The authors state plainly that this is, to their knowledge, the first end-to-end integration of a ferrodiode into a neuromorphic computational framework, and that it establishes ferroelectric compute-in-memory as a practical substrate for analog neural dynamical systems. "End-to-end" is the operative claim: ferroelectric devices have been studied as memory and as synaptic elements for years, but wiring them into a complete, functioning neural dynamical system that actually produces forecasts is a different and harder demonstration than a single-device characterization.

The numbers, and what they imply

The reported results come from a 128-neuron instance of FerroNDS that computes a short-time Fourier transform and forecasts a 500-millisecond horizon for periodic, quasi-periodic and chaotic signals. The choice of test signals is worth noting — chaotic signals are the genuinely hard case for any forecaster, so including them alongside the easy periodic ones is a meaningful stress test rather than a cherry-picked demo.

The efficiency figures are where the analog substrate earns its keep. The system is reported to run at sub-watt power in real time, with per-neuron, per-inference energy of 1.64 microjoules at a 200 Hz operating point and 0.29 microjoules at 10 kHz. The direction of that scaling is instructive: at higher frequency the per-inference energy drops, consistent with amortizing fixed overheads across faster operation. On area, the authors claim a 25 to 40 times reduction over SRAM-based digital systems — the kind of multiple that comes from collapsing separate memory and compute into one non-volatile multi-bit device rather than from incremental layout tuning. Latency is reported at 3.18 milliseconds per layer at 200 Hz and 63.87 microseconds at 10 kHz, comfortably inside the real-time budget for the 500-millisecond forecasting task.

Where it fits, and the open questions

For the emerging-device side of the semiconductor world, FerroNDS is a concrete data point in the long-running argument that ferroelectric materials — the same family driving interest in FeFET memory — have a role beyond storage. The pitch is that for a specific, important workload class, an analog ferroelectric substrate is not merely competitive but categorically better suited than digital CMOS, because the physics does the math for free. The 25-to-40x area claim, if it survives independent silicon validation, is the sort of advantage that justifies the considerable difficulty of bringing a non-standard device into a manufacturable flow.

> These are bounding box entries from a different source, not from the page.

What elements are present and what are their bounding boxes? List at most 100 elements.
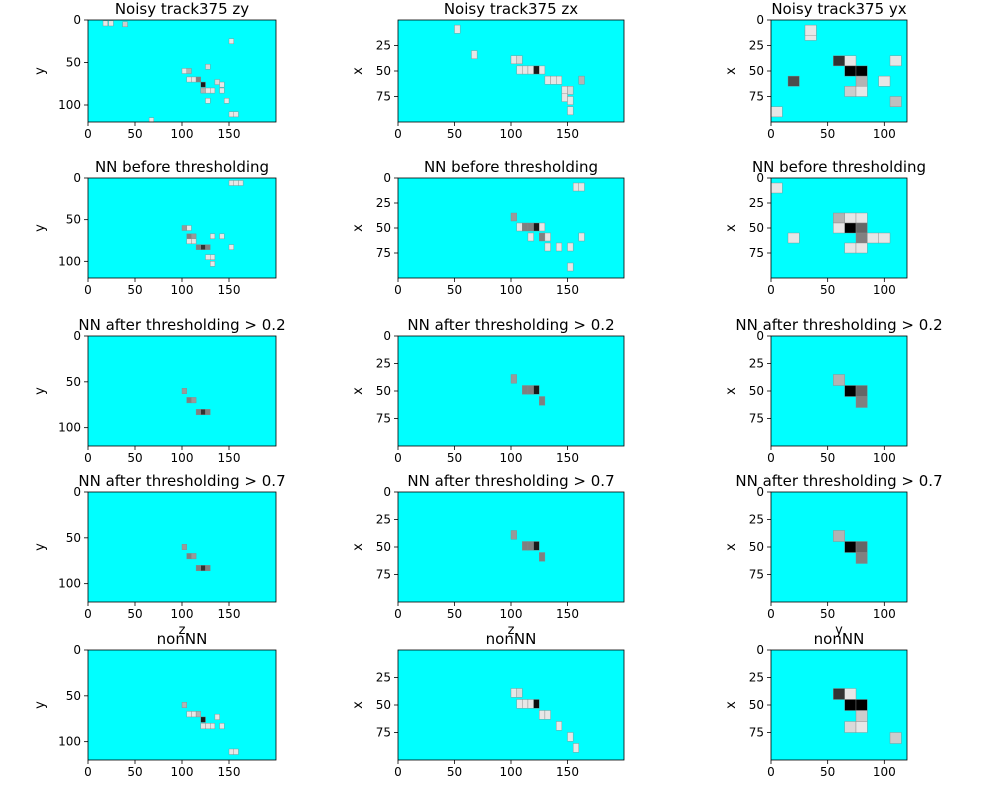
heatmap-cell <box>510 374 517 384</box>
x-tick-label: 150 <box>556 765 579 779</box>
heatmap-cell <box>539 65 546 75</box>
heatmap-cell <box>556 721 563 731</box>
x-axis-label: y <box>835 623 843 638</box>
heatmap-cell <box>200 565 206 572</box>
heatmap-cell <box>855 212 868 224</box>
y-tick-label: 100 <box>58 254 81 268</box>
y-tick-label: 50 <box>376 221 391 235</box>
subplot-2-1: 0 50 100 150 0 25 50 75 NN after thresholding > … <box>351 316 625 465</box>
heatmap-cell <box>200 244 206 250</box>
x-tick-label: 150 <box>556 451 579 465</box>
heatmap-cell <box>214 79 220 85</box>
heatmap-cell <box>228 180 234 186</box>
y-tick-label: 50 <box>376 384 391 398</box>
x-tick-label: 0 <box>767 451 775 465</box>
y-tick-label: 50 <box>66 56 81 70</box>
plot-background <box>398 20 624 122</box>
heatmap-cell <box>102 20 108 27</box>
x-tick-label: 50 <box>447 765 462 779</box>
x-tick-label: 150 <box>218 283 241 297</box>
x-tick-label: 150 <box>218 451 241 465</box>
subplot-4-2: 0 50 100 0 25 50 75 nonNN x <box>724 630 908 779</box>
subplot-title: NN before thresholding <box>424 158 598 176</box>
heatmap-cell <box>108 20 114 27</box>
y-axis-label: x <box>724 387 739 395</box>
heatmap-cell <box>186 225 192 231</box>
heatmap-cell <box>181 544 187 550</box>
heatmap-cell <box>527 699 534 709</box>
y-axis-label: x <box>351 224 366 232</box>
heatmap-cell <box>833 55 845 67</box>
y-tick-label: 25 <box>749 513 764 527</box>
heatmap-cell <box>233 111 239 118</box>
x-tick-label: 50 <box>127 607 142 621</box>
x-tick-label: 100 <box>171 765 194 779</box>
heatmap-cell <box>855 710 868 722</box>
heatmap-cell <box>510 55 517 65</box>
x-tick-label: 150 <box>218 765 241 779</box>
y-tick-label: 50 <box>376 64 391 78</box>
y-tick-label: 25 <box>376 513 391 527</box>
y-tick-label: 50 <box>66 531 81 545</box>
heatmap-cell <box>567 96 574 105</box>
heatmap-cell <box>844 385 857 397</box>
y-axis-label: x <box>724 224 739 232</box>
heatmap-cell <box>181 225 187 231</box>
subplot-title: NN after thresholding > 0.7 <box>407 472 614 490</box>
y-tick-label: 50 <box>66 689 81 703</box>
y-tick-label: 25 <box>376 196 391 210</box>
heatmap-cell <box>205 254 211 260</box>
x-tick-label: 150 <box>218 607 241 621</box>
heatmap-cell <box>191 397 197 404</box>
heatmap-cell <box>844 86 857 97</box>
heatmap-cell <box>148 117 155 123</box>
x-tick-label: 50 <box>127 451 142 465</box>
heatmap-cell <box>186 553 192 560</box>
heatmap-cell <box>544 75 551 85</box>
heatmap-cell <box>471 50 478 59</box>
y-tick-label: 25 <box>749 39 764 53</box>
heatmap-cell <box>578 232 585 242</box>
subplot-1-1: 0 50 100 150 0 25 50 75 NN before thresholding x <box>351 158 625 297</box>
x-tick-label: 100 <box>171 127 194 141</box>
heatmap-cell <box>516 222 523 232</box>
heatmap-cell <box>833 374 845 386</box>
x-tick-label: 100 <box>171 283 194 297</box>
y-tick-label: 0 <box>756 329 764 343</box>
heatmap-cell <box>214 713 220 720</box>
heatmap-cell <box>567 106 574 116</box>
subplot-1-2: 0 50 100 0 25 50 75 NN before thresholding x <box>724 158 926 297</box>
heatmap-cell <box>181 702 187 708</box>
heatmap-cell <box>191 233 197 240</box>
subplot-1-0: 0 50 100 150 0 50 100 NN before thresholding y <box>33 158 277 297</box>
y-tick-label: 25 <box>376 671 391 685</box>
heatmap-cell <box>516 55 523 65</box>
subplot-title: NN after thresholding > 0.2 <box>78 316 285 334</box>
y-tick-label: 75 <box>749 90 764 104</box>
x-tick-label: 50 <box>127 283 142 297</box>
subplot-title: nonNN <box>486 630 537 648</box>
y-tick-label: 100 <box>58 577 81 591</box>
x-tick-label: 150 <box>218 127 241 141</box>
y-tick-label: 0 <box>756 13 764 27</box>
heatmap-cell <box>855 699 868 711</box>
x-tick-label: 100 <box>500 451 523 465</box>
heatmap-cell <box>855 385 868 397</box>
heatmap-cell <box>181 388 187 394</box>
heatmap-cell <box>787 75 800 87</box>
heatmap-cell <box>889 732 902 744</box>
x-tick-label: 50 <box>447 451 462 465</box>
heatmap-cell <box>516 65 523 75</box>
heatmap-cell <box>533 385 540 395</box>
heatmap-cell <box>804 24 817 36</box>
x-tick-label: 0 <box>394 283 402 297</box>
heatmap-cell <box>122 21 128 28</box>
heatmap-cell <box>228 748 234 755</box>
heatmap-cell <box>200 87 206 94</box>
heatmap-cell <box>209 233 216 240</box>
heatmap-cell <box>527 541 534 551</box>
heatmap-cell <box>878 75 891 87</box>
heatmap-cell <box>219 233 225 240</box>
heatmap-cell <box>572 743 580 753</box>
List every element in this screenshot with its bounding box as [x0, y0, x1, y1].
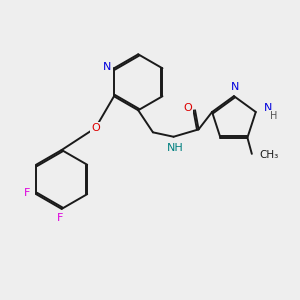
- Text: N: N: [264, 103, 272, 113]
- Text: CH₃: CH₃: [259, 150, 278, 160]
- Text: O: O: [91, 123, 100, 133]
- Text: N: N: [102, 62, 111, 72]
- Text: H: H: [270, 110, 277, 121]
- Text: F: F: [24, 188, 30, 198]
- Text: N: N: [231, 82, 240, 92]
- Text: O: O: [183, 103, 192, 113]
- Text: F: F: [57, 213, 63, 223]
- Text: NH: NH: [167, 143, 183, 153]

The abstract leaves the usual analog-hardware questions unanswered, and they are the right ones to ask. It does not quantify forecasting accuracy against a digital baseline, so the energy and area wins cannot yet be weighed against any quality cost. It does not address device-to-device variability, retention, or endurance of the multi-bit ferrodiodes — the practical reliability issues that have historically kept analog compute-in-memory in the lab. Nor does it specify the fabrication maturity of the ferrodiode array or whether the 128-neuron instance is measured silicon or a modeled projection. Those details separate a promising substrate from a deployable one.

Even with those caveats, the framing is the contribution worth tracking. The semiconductor industry's default answer to every workload is a faster digital matrix engine, and FerroNDS is a reminder that some workloads — continuous-time, sequential, dynamical — are a poor fit for that default and may be served far better by letting an emerging device's native physics carry the computation. Establishing ferroelectric compute-in-memory as a practical substrate for an entire model class, rather than a curiosity, is exactly the kind of claim that, if it holds, reshapes where the next generation of edge forecasting and signal-processing silicon gets built.